Les électeurs issus de l'immigration

 

N'oublions pas, dans ce vaste tableau sociologique, une dernière catégorie, et non des moindres malgré son émergence récente, celle des électeurs « issus de l'immigration », déjà analysée dans nos colonnes. Ces électeurs s'abstiennent massivement**. Il y a ici conjugaison entre deux phénomènes. Le premier est la difficulté d'intégration par acculturation, difficulté que les optimistes espèrent transitoires, d'une partie de ces populations, encore attachées à leurs culture d'origine, sans véritable tradition démocratique, et qui ne voient pas beaucoup de raisons d'y renoncer. Ils sont même parfois encouragés dans cette sécession, au nom de l'apologie de leur différence. La deuxième est le refus d'intégration, sur une base communautaire, souvent lié à l'Islam pour qui, et pas que dans ses versions radicales, le vote et la représentation sont haram, c'est à dire juste diaboliques.

 

Le jeu et la convergence objective de ces quatre catégories expliquent sans doute la dynamique de l'abstention selon les scrutins.
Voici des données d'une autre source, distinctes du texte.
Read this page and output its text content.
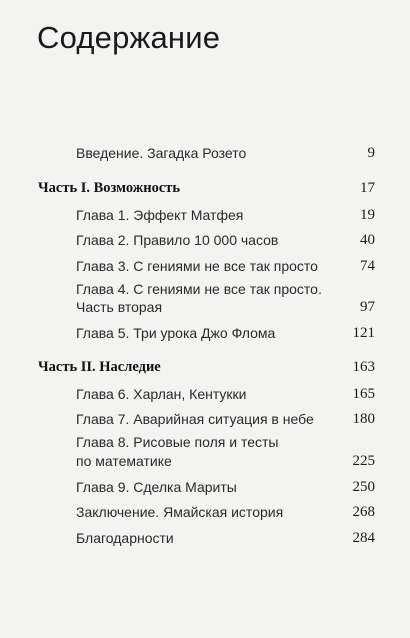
Содержание
Введение. Загадка Розето	9
Часть I. Возможность	17
Глава 1. Эффект Матфея	19
Глава 2. Правило 10 000 часов	40
Глава 3. С гениями не все так просто	74
Глава 4. С гениями не все так просто.
Часть вторая	97
Глава 5. Три урока Джо Флома	121
Часть II. Наследие	163
Глава 6. Харлан, Кентукки	165
Глава 7. Аварийная ситуация в небе	180
Глава 8. Рисовые поля и тесты
по математике	225
Глава 9. Сделка Мариты	250
Заключение. Ямайская история	268
Благодарности	284
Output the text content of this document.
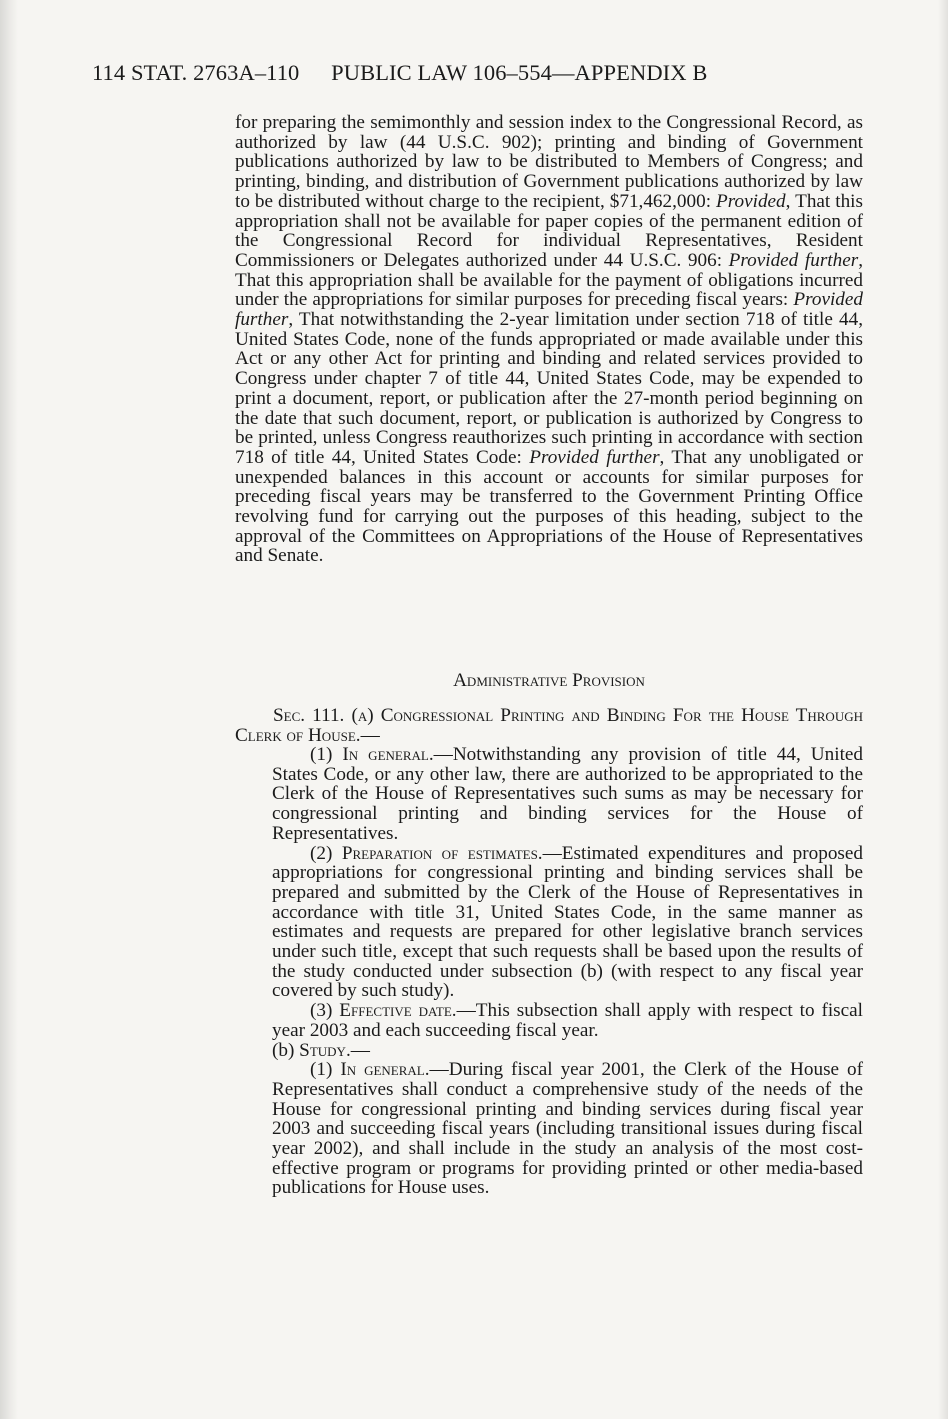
114 STAT. 2763A–110 PUBLIC LAW 106–554—APPENDIX B

for preparing the semimonthly and session index to the Congressional Record, as authorized by law (44 U.S.C. 902); printing and binding of Government publications authorized by law to be distributed to Members of Congress; and printing, binding, and distribution of Government publications authorized by law to be distributed without charge to the recipient, $71,462,000: Provided, That this appropriation shall not be available for paper copies of the permanent edition of the Congressional Record for individual Representatives, Resident Commissioners or Delegates authorized under 44 U.S.C. 906: Provided further, That this appropriation shall be available for the payment of obligations incurred under the appropriations for similar purposes for preceding fiscal years: Provided further, That notwithstanding the 2-year limitation under section 718 of title 44, United States Code, none of the funds appropriated or made available under this Act or any other Act for printing and binding and related services provided to Congress under chapter 7 of title 44, United States Code, may be expended to print a document, report, or publication after the 27-month period beginning on the date that such document, report, or publication is authorized by Congress to be printed, unless Congress reauthorizes such printing in accordance with section 718 of title 44, United States Code: Provided further, That any unobligated or unexpended balances in this account or accounts for similar purposes for preceding fiscal years may be transferred to the Government Printing Office revolving fund for carrying out the purposes of this heading, subject to the approval of the Committees on Appropriations of the House of Representatives and Senate.

Administrative Provision

Sec. 111. (a) Congressional Printing and Binding For the House Through Clerk of House.—

(1) In general.—Notwithstanding any provision of title 44, United States Code, or any other law, there are authorized to be appropriated to the Clerk of the House of Representatives such sums as may be necessary for congressional printing and binding services for the House of Representatives.

(2) Preparation of estimates.—Estimated expenditures and proposed appropriations for congressional printing and binding services shall be prepared and submitted by the Clerk of the House of Representatives in accordance with title 31, United States Code, in the same manner as estimates and requests are prepared for other legislative branch services under such title, except that such requests shall be based upon the results of the study conducted under subsection (b) (with respect to any fiscal year covered by such study).

(3) Effective date.—This subsection shall apply with respect to fiscal year 2003 and each succeeding fiscal year.

(b) Study.—

(1) In general.—During fiscal year 2001, the Clerk of the House of Representatives shall conduct a comprehensive study of the needs of the House for congressional printing and binding services during fiscal year 2003 and succeeding fiscal years (including transitional issues during fiscal year 2002), and shall include in the study an analysis of the most cost-effective program or programs for providing printed or other media-based publications for House uses.
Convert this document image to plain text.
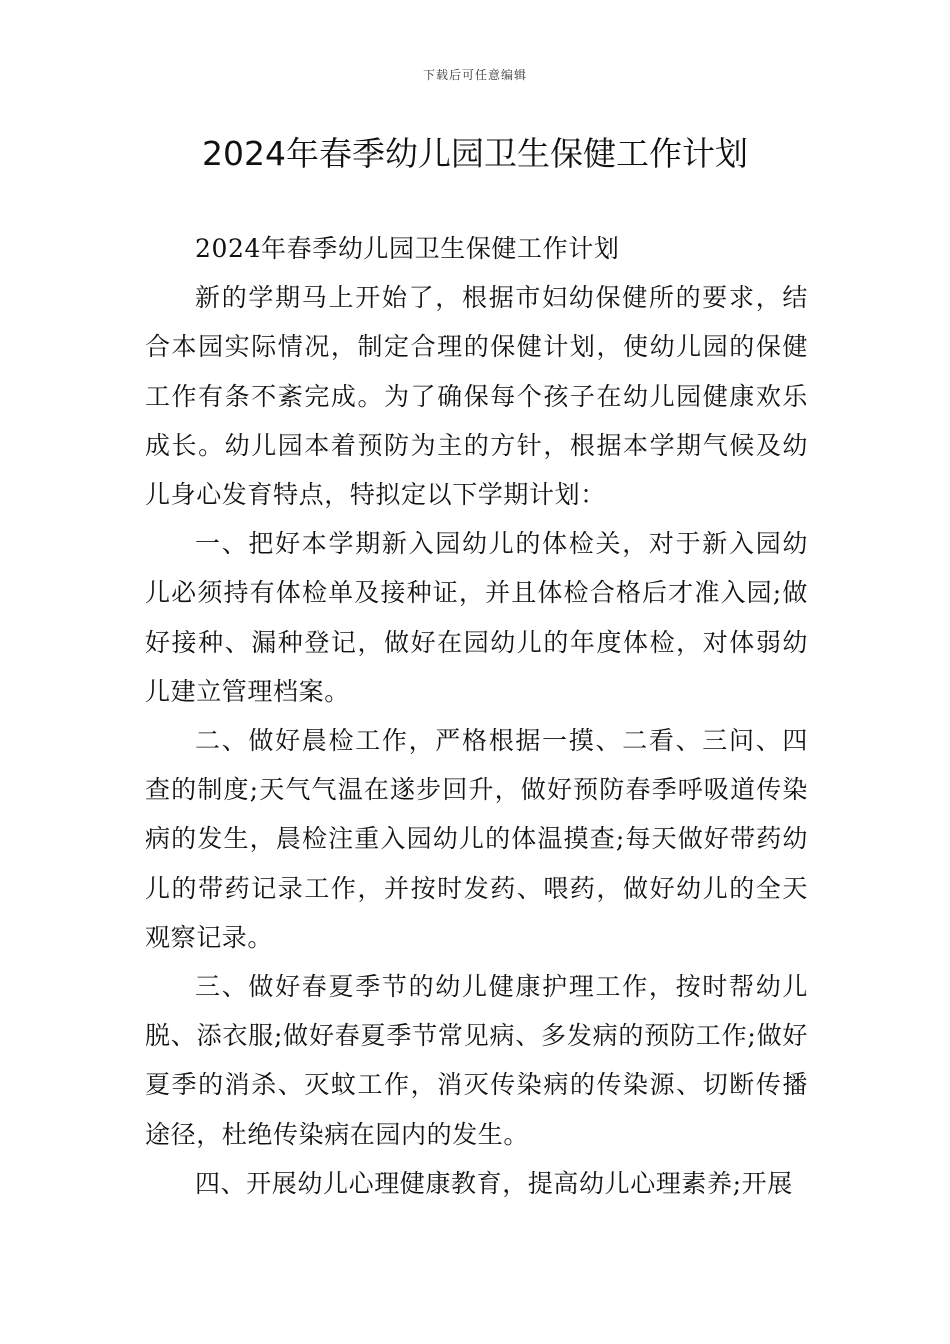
下载后可任意编辑
2024年春季幼儿园卫生保健工作计划

2024年春季幼儿园卫生保健工作计划

新的学期马上开始了，根据市妇幼保健所的要求，结合本园实际情况，制定合理的保健计划，使幼儿园的保健工作有条不紊完成。为了确保每个孩子在幼儿园健康欢乐成长。幼儿园本着预防为主的方针，根据本学期气候及幼儿身心发育特点，特拟定以下学期计划：

一、把好本学期新入园幼儿的体检关，对于新入园幼儿必须持有体检单及接种证，并且体检合格后才准入园;做好接种、漏种登记，做好在园幼儿的年度体检，对体弱幼儿建立管理档案。

二、做好晨检工作，严格根据一摸、二看、三问、四查的制度;天气气温在遂步回升，做好预防春季呼吸道传染病的发生，晨检注重入园幼儿的体温摸查;每天做好带药幼儿的带药记录工作，并按时发药、喂药，做好幼儿的全天观察记录。

三、做好春夏季节的幼儿健康护理工作，按时帮幼儿脱、添衣服;做好春夏季节常见病、多发病的预防工作;做好夏季的消杀、灭蚊工作，消灭传染病的传染源、切断传播途径，杜绝传染病在园内的发生。

四、开展幼儿心理健康教育，提高幼儿心理素养;开展
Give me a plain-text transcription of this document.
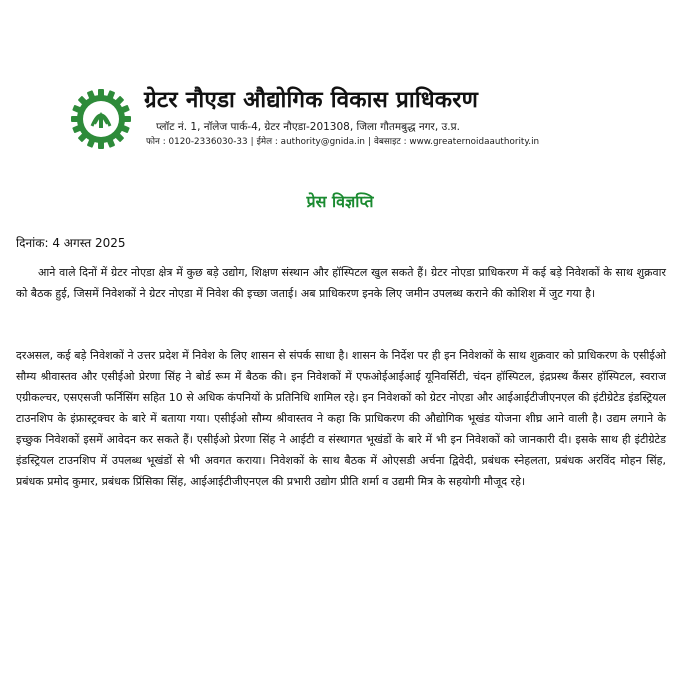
ग्रेटर नौएडा औद्योगिक विकास प्राधिकरण
प्लॉट नं. 1, नॉलेज पार्क-4, ग्रेटर नौएडा-201308, जिला गौतमबुद्ध नगर, उ.प्र.
फोन : 0120-2336030-33 | ईमेल : authority@gnida.in | वेबसाइट : www.greaternoidaauthority.in
प्रेस विज्ञप्ति
दिनांक: 4 अगस्त 2025

आने वाले दिनों में ग्रेटर नोएडा क्षेत्र में कुछ बड़े उद्योग, शिक्षण संस्थान और हॉस्पिटल खुल सकते हैं। ग्रेटर नोएडा प्राधिकरण में कई बड़े निवेशकों के साथ शुक्रवार को बैठक हुई, जिसमें निवेशकों ने ग्रेटर नोएडा में निवेश की इच्छा जताई। अब प्राधिकरण इनके लिए जमीन उपलब्ध कराने की कोशिश में जुट गया है।

दरअसल, कई बड़े निवेशकों ने उत्तर प्रदेश में निवेश के लिए शासन से संपर्क साधा है। शासन के निर्देश पर ही इन निवेशकों के साथ शुक्रवार को प्राधिकरण के एसीईओ सौम्य श्रीवास्तव और एसीईओ प्रेरणा सिंह ने बोर्ड रूम में बैठक की। इन निवेशकों में एफओईआईआई यूनिवर्सिटी, चंदन हॉस्पिटल, इंद्रप्रस्थ कैंसर हॉस्पिटल, स्वराज एग्रीकल्चर, एसएसजी फर्निसिंग सहित 10 से अधिक कंपनियों के प्रतिनिधि शामिल रहे। इन निवेशकों को ग्रेटर नोएडा और आईआईटीजीएनएल की इंटीग्रेटेड इंडस्ट्रियल टाउनशिप के इंफ्रास्ट्रक्चर के बारे में बताया गया। एसीईओ सौम्य श्रीवास्तव ने कहा कि प्राधिकरण की औद्योगिक भूखंड योजना शीघ्र आने वाली है। उद्यम लगाने के इच्छुक निवेशकों इसमें आवेदन कर सकते हैं। एसीईओ प्रेरणा सिंह ने आईटी व संस्थागत भूखंडों के बारे में भी इन निवेशकों को जानकारी दी। इसके साथ ही इंटीग्रेटेड इंडस्ट्रियल टाउनशिप में उपलब्ध भूखंडों से भी अवगत कराया। निवेशकों के साथ बैठक में ओएसडी अर्चना द्विवेदी, प्रबंधक स्नेहलता, प्रबंधक अरविंद मोहन सिंह, प्रबंधक प्रमोद कुमार, प्रबंधक प्रिंसिका सिंह, आईआईटीजीएनएल की प्रभारी उद्योग प्रीति शर्मा व उद्यमी मित्र के सहयोगी मौजूद रहे।
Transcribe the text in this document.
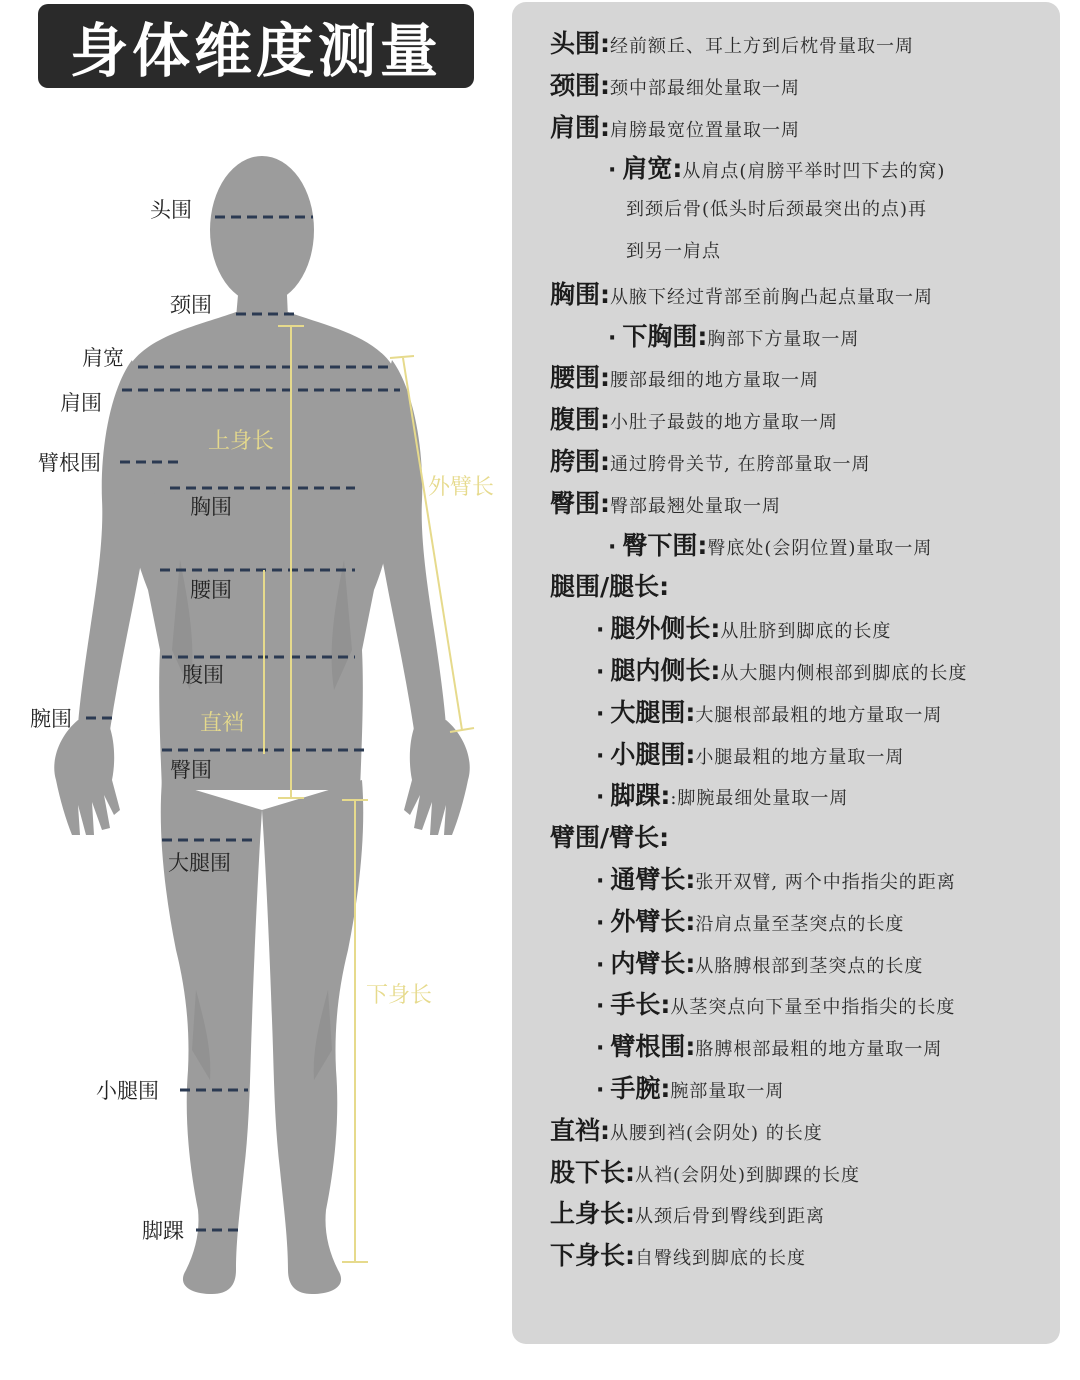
身体维度测量
头围
颈围
肩宽
肩围
臂根围
胸围
腰围
腹围
腕围
臀围
大腿围
小腿围
脚踝
上身长
外臂长
直裆
下身长
头围:经前额丘、耳上方到后枕骨量取一周
颈围:颈中部最细处量取一周
肩围:肩膀最宽位置量取一周
· 肩宽:从肩点(肩膀平举时凹下去的窝)
到颈后骨(低头时后颈最突出的点)再
到另一肩点
胸围:从腋下经过背部至前胸凸起点量取一周
· 下胸围:胸部下方量取一周
腰围:腰部最细的地方量取一周
腹围:小肚子最鼓的地方量取一周
胯围:通过胯骨关节, 在胯部量取一周
臀围:臀部最翘处量取一周
· 臀下围:臀底处(会阴位置)量取一周
腿围/腿长:
· 腿外侧长:从肚脐到脚底的长度
· 腿内侧长:从大腿内侧根部到脚底的长度
· 大腿围:大腿根部最粗的地方量取一周
· 小腿围:小腿最粗的地方量取一周
· 脚踝::脚腕最细处量取一周
臂围/臂长:
· 通臂长:张开双臂, 两个中指指尖的距离
· 外臂长:沿肩点量至茎突点的长度
· 内臂长:从胳膊根部到茎突点的长度
· 手长:从茎突点向下量至中指指尖的长度
· 臂根围:胳膊根部最粗的地方量取一周
· 手腕:腕部量取一周
直裆:从腰到裆(会阴处) 的长度
股下长:从裆(会阴处)到脚踝的长度
上身长:从颈后骨到臀线到距离
下身长:自臀线到脚底的长度
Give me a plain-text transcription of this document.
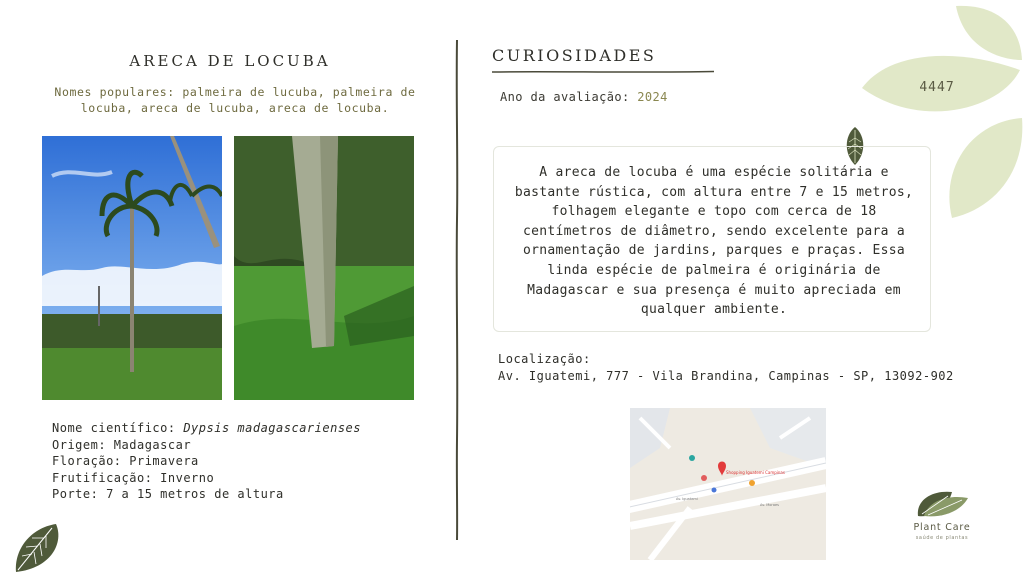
4447
ARECA DE LOCUBA
Nomes populares: palmeira de lucuba, palmeira de locuba, areca de lucuba, areca de locuba.
Nome científico: Dypsis madagascarienses
Origem: Madagascar
Floração: Primavera
Frutificação: Inverno
Porte: 7 a 15 metros de altura
CURIOSIDADES
Ano da avaliação: 2024
A areca de locuba é uma espécie solitária e bastante rústica, com altura entre 7 e 15 metros, folhagem elegante e topo com cerca de 18 centímetros de diâmetro, sendo excelente para a ornamentação de jardins, parques e praças. Essa linda espécie de palmeira é originária de Madagascar e sua presença é muito apreciada em qualquer ambiente.
Localização:
Av. Iguatemi, 777 - Vila Brandina, Campinas - SP, 13092-902
Shopping Iguatemi Campinas
Av. Iguatemi
Av. Moraes
Plant Care
saúde de plantas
Les régionales et départementales de 2021 ont vu les rangs de ces quatre catégories grossir presque jusqu'à la limite possible. D'autant que la zone intermédiaire entre les votants et les non-votants (blancs et nuls) a elle aussi pris du poids.

 

On arrive donc aux situations extrêmes que l'on sait, où l'on voit la participation tomber à 8% dans certains bureaux de vote. Cet étiage proche de l'assèchement pur et simple, devrait être, en toute logique démocratique, un motif d'annulation des élections correspondantes, mais il ne semble pas gêner les « vainqueurs », qui sabrent le champagne et proclament leur triomphe, parce qu'élus avec un bien illusoire … 53%, qui ne représentent que 6 % des inscrits (bureaux de vote 303 et 318), ou, tout au fond de la cale électorale, qui ne représentent que 4 % des inscrits (bureau de vote 620).

 

 

Philippe Breton

ovipal

1 juillet 2021 - modifié le 4 juillet

 

 

* Sur la composition de l'électorat du RN, on remarquera que :

 

  • Au deuxième tour des cantonales de 2015, le FN obtient dans le Bas-Rhin 95 611 voix

  • Au deuxième tour des présidentielles de 2017, le FN obtient dans le Bas-Rhin 193 788 voix

  • Au deuxième tour des cantonales de 2021, le RN obtient dans le Bas-Rhin 68 642 voix

 

On peut considérer que l'on est proche, à ces dernières élections, du « noyau dur » du RN. Entre les présidentielles et ces départementales, 125 146 voix ont basculé pour l'essentiel dans l'abstention. Ceci nous permet de faire l'hypothèse grossière que le réservoir de voix du RN est composé pour un tiers d'un noyau dur et pour deux tiers d'abstentionnistes « flottants ».

 

 

** Par exemple, aux départementales de juin 2021, deuxième tour, les 3 cantons de Strasbourg qui s'abstiennent le plus sont les cantons ouest (2 et 3), où les électeurs issus de l'immigration sont les plus nombreux. Dans le canton 3 (Hautepierre), seuls 19 % des inscrits se sont prononcés pou rl'un ou l'autre des candidats.